SHARGHZADEGI: Anahita Razmi | Solo Exhibition

16 March - 10 May 2015

In an act of geopolitical observation as well as personal introspection, Anahita Razmi’s works for the exhibition confront the term Gharbzadegi, meaning “Weststruckness” with the fictional term Sharghzadegi, “Eaststruckness”. 

 

Gharbzadegi is a pejorative Persian term variously translated as “Westoxification”, “West-struckness”, “Westitis”, “Euromania” and “Occidentosis”. During the reign of Shah Reza Pahlavi Iranian intellectuals began to use the term Gharbzadegi to describe the ill-fated relationship between the West and Iran. In 1962 Jalal Al-e-Ahmad wrote “Occidentosis: A Plague from the West” in an attempt to conceptualize the loss of Iranian cultural identity through the adoption and imitation of Western models in politics, education, arts and culture.

 

Departing from the original use, Razmi’s proposition for a counterpart concept deploys shifting historical and contemporary connotations in a variety of ways, questioning definitions of East, Middle and West.

 

As an inversion, it is the beginning of an investigation into the linguistics of desire, power and empowerment: Equipped with a built-to-resist “Middle-East Pak”, Razmi travels along the Silk Road to find Chinese brand pirates ripping apart the rhetorics of T-shirt slogans and luxury fashion, deconstructing Western languages for Iranian markets, then wraps up the famous “East Coast – West Coast” conversation between Nancy Holt and Robert Smithson, positioning it somewhere between Christo and Jean-Claude meets religious watchdog and broadcasts advertisements for her own persona. In doing so, Razmi allows for a distanced look at Orientalism today, which she finds in diverse places such as Los Angeles, Tehran and Guangzhou, leaving the viewer to decide which East he or she is confronted with. East of where? East of what?
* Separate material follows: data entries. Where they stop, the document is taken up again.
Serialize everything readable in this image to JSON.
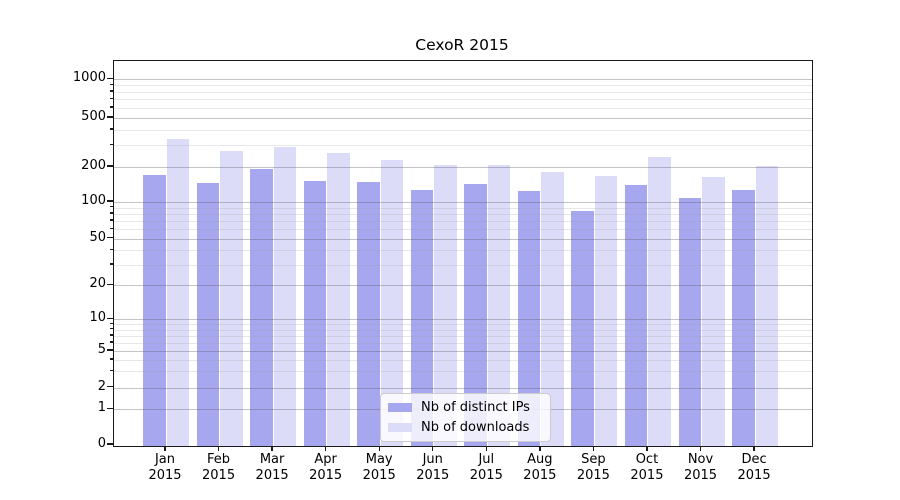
{
  "chart_data": {
    "type": "bar",
    "title": "CexoR 2015",
    "categories": [
      "Jan",
      "Feb",
      "Mar",
      "Apr",
      "May",
      "Jun",
      "Jul",
      "Aug",
      "Sep",
      "Oct",
      "Nov",
      "Dec"
    ],
    "category_year": "2015",
    "series": [
      {
        "name": "Nb of distinct IPs",
        "color": "#a7a7ef",
        "values": [
          170,
          147,
          194,
          152,
          149,
          128,
          142,
          125,
          85,
          141,
          108,
          126
        ]
      },
      {
        "name": "Nb of downloads",
        "color": "#dcdcf9",
        "values": [
          340,
          272,
          289,
          258,
          229,
          209,
          207,
          181,
          169,
          240,
          164,
          204
        ]
      }
    ],
    "yscale": "symlog",
    "ylim": [
      0,
      1400
    ],
    "ytick_values": [
      0,
      1,
      2,
      5,
      10,
      20,
      50,
      100,
      200,
      500,
      1000
    ],
    "ytick_labels": [
      "0",
      "1",
      "2",
      "5",
      "10",
      "20",
      "50",
      "100",
      "200",
      "500",
      "1000"
    ],
    "minor_ytick_values": [
      3,
      4,
      6,
      7,
      8,
      9,
      30,
      40,
      60,
      70,
      80,
      90,
      300,
      400,
      600,
      700,
      800,
      900
    ],
    "grid": true,
    "legend": {
      "position": "lower center",
      "entries": [
        "Nb of distinct IPs",
        "Nb of downloads"
      ]
    },
    "xlabel": "",
    "ylabel": ""
  }
}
Globalized trade meets globalized art world, where stereotypes are persistent in very much different ways, but persistent nonetheless.

 

 

Anahita Razmi (b. 1981, Hamburg) is a contemporary multi-disciplinary artist, living and working in Berlin. Her body of work focuses on issues of identity and gender while appropriating national, cultural and artistic references. 

 

Anahita Razmi studied at Bauhaus-University Weimar, Pratt Institute New York and Academy of Fine Arts Stuttgart prior to her institution-laden exhibition history of her video and performance works, including the 55th Venice Biennale, Kunstverein Hannover, Kunstmuseum Stuttgart among numerous others. In 2014 she was awarded the Goethe-Institut Villa Kamogawa Residency, Kyoto, other residencies and awards include the MAK-Schindler Artists and Architects-in-Residence Program, Los Angeles (2013) and the The Emdash Award, Frieze Foundation (2011). Her work is in the permanent collection of Kunstmuseum Stuttgart, among others.